On October 25 of this year, the nation troops yet again to the polls in order for citizens to choose their barangay executives and youth leaders. But as writer-analyst Benjie Oliveros noted, these elections are viewed to be of lesser-significance than the preceding one last May. This is certainly deplorable.

It is arguable that the bedrock of local autonomy is the barangay LGU. This is where government can most effectively serve its constituents because it is where government immediately and directly encounters them. For unlike national government offices which also directly provide services, the barangay LGU is supposedly embedded in the very community of the each citizen.
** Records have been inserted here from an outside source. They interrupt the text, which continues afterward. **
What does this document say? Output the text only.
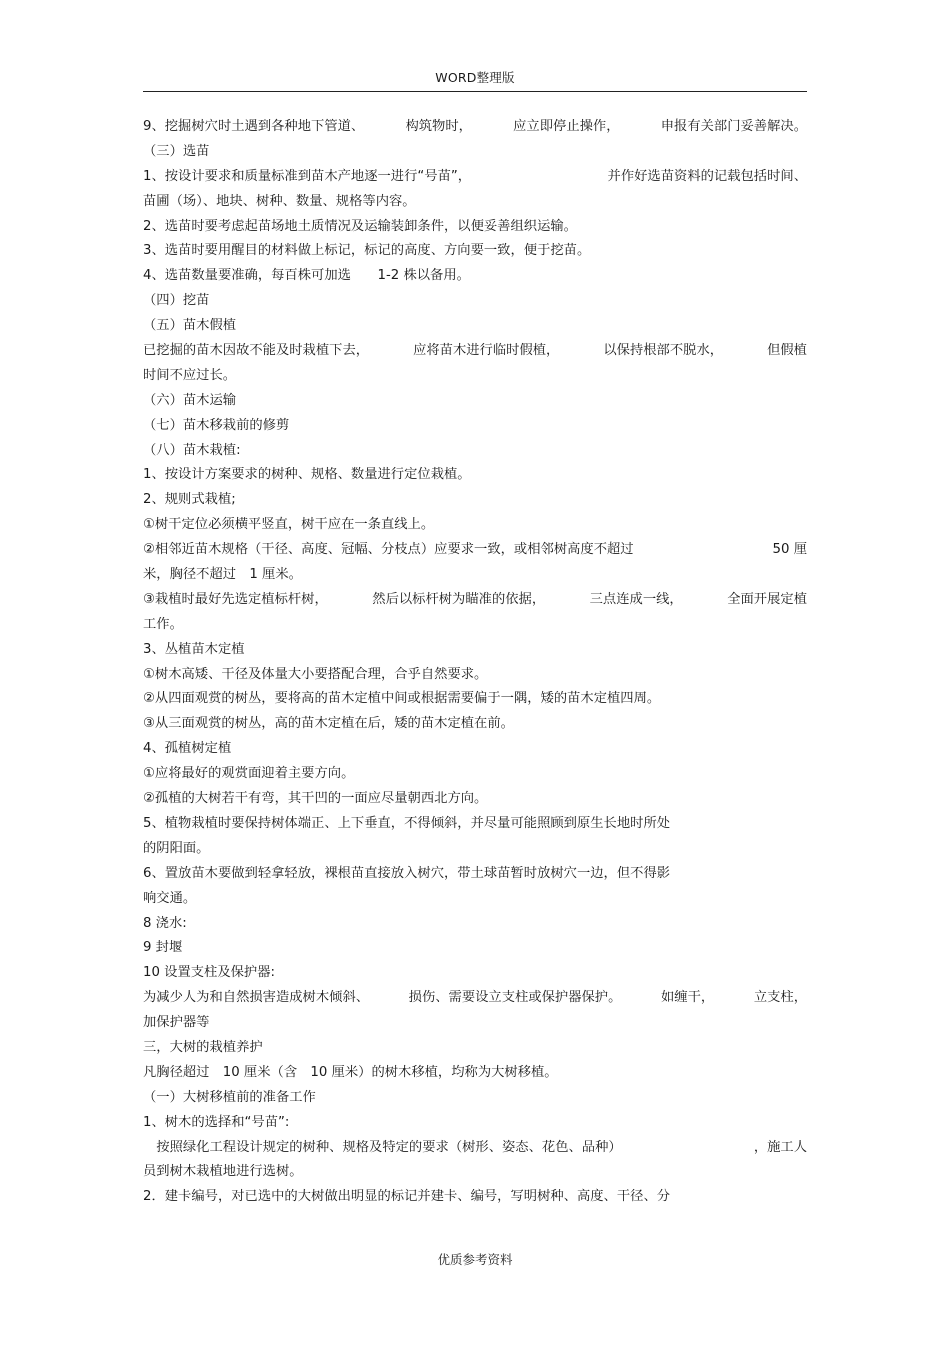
WORD整理版
9、挖掘树穴时土遇到各种地下管道、	构筑物时，	应立即停止操作，	申报有关部门妥善解决。
（三）选苗
1、按设计要求和质量标准到苗木产地逐一进行“号苗”，	并作好选苗资料的记载包括时间、
苗圃（场）、地块、树种、数量、规格等内容。
2、选苗时要考虑起苗场地土质情况及运输装卸条件，以便妥善组织运输。
3、选苗时要用醒目的材料做上标记，标记的高度、方向要一致，便于挖苗。
4、选苗数量要准确，每百株可加选　　1-2 株以备用。
（四）挖苗
（五）苗木假植
已挖掘的苗木因故不能及时栽植下去，	应将苗木进行临时假植，	以保持根部不脱水，	但假植
时间不应过长。
（六）苗木运输
（七）苗木移栽前的修剪
（八）苗木栽植:
1、按设计方案要求的树种、规格、数量进行定位栽植。
2、规则式栽植;
①树干定位必须横平竖直，树干应在一条直线上。
②相邻近苗木规格（干径、高度、冠幅、分枝点）应要求一致，或相邻树高度不超过	50 厘
米，胸径不超过　1 厘米。
③栽植时最好先选定植标杆树，	然后以标杆树为瞄准的依据，	三点连成一线，	全面开展定植
工作。
3、丛植苗木定植
①树木高矮、干径及体量大小要搭配合理，合乎自然要求。
②从四面观赏的树丛，要将高的苗木定植中间或根据需要偏于一隅，矮的苗木定植四周。
③从三面观赏的树丛，高的苗木定植在后，矮的苗木定植在前。
4、孤植树定植
①应将最好的观赏面迎着主要方向。
②孤植的大树若干有弯，其干凹的一面应尽量朝西北方向。
5、植物栽植时要保持树体端正、上下垂直，不得倾斜，并尽量可能照顾到原生长地时所处
的阴阳面。
6、置放苗木要做到轻拿轻放，裸根苗直接放入树穴，带土球苗暂时放树穴一边，但不得影
响交通。
8 浇水:
9 封堰
10 设置支柱及保护器:
为减少人为和自然损害造成树木倾斜、	损伤、需要设立支柱或保护器保护。	如缠干，	立支柱，
加保护器等
三，大树的栽植养护
凡胸径超过　10 厘米（含　10 厘米）的树木移植，均称为大树移植。
（一）大树移植前的准备工作
1、树木的选择和“号苗”:
　按照绿化工程设计规定的树种、规格及特定的要求（树形、姿态、花色、品种）	，施工人
员到树木栽植地进行选树。
2．建卡编号，对已选中的大树做出明显的标记并建卡、编号，写明树种、高度、干径、分
优质参考资料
And yet, it is also here, at this crucial site of interface between government and the public it serves, that the former is less than successful in achieving its aims.

This is largely because too often, barangay officials become beholden to municipal, provincial, and national political leaders, seeing in them the benefactors or patrons to whom they must submit their fealty. Too often also, municipal, provincial, and national-level politicians see and treat barangay officials as pawns in their own machinations of staying in power. As Oliveros puts it, barangay officials "are the ultimate link to communities and therefore, to votes. Having many barangay officials under a political party's control or influence multiplies its network of campaigners and vote-getters."

Compounding the matter is the fact that many citizens perceive the barangay and SK elections as an afterthought to the national polls. As a result, these very local elections frequently turn into an exercise in strategy for these political bigwigs, and not the authentic determination by the local community of their political leaders at the grassroots.

It is lost to many of us that the true significance of the barangay and SK elections is in its embodiment of the principles of local autonomy and political decentralization. The barangay LGU is the venue for people's direct participation in deciding on government's programs and policies, as well as monitoring their implementation. The choice of barangay officials-and to a large extent, of SK leaders-is decisive therefore in this regard.

Ultimately, we can leave these local elections in the hands of crafty and manipulative politicos who have their vested interests; or we can, by taking serious consideration of the barangay and SK polls, affirm and exercise more concretely democracy's hallowed tenet: a government by the people, of the people, and for the people.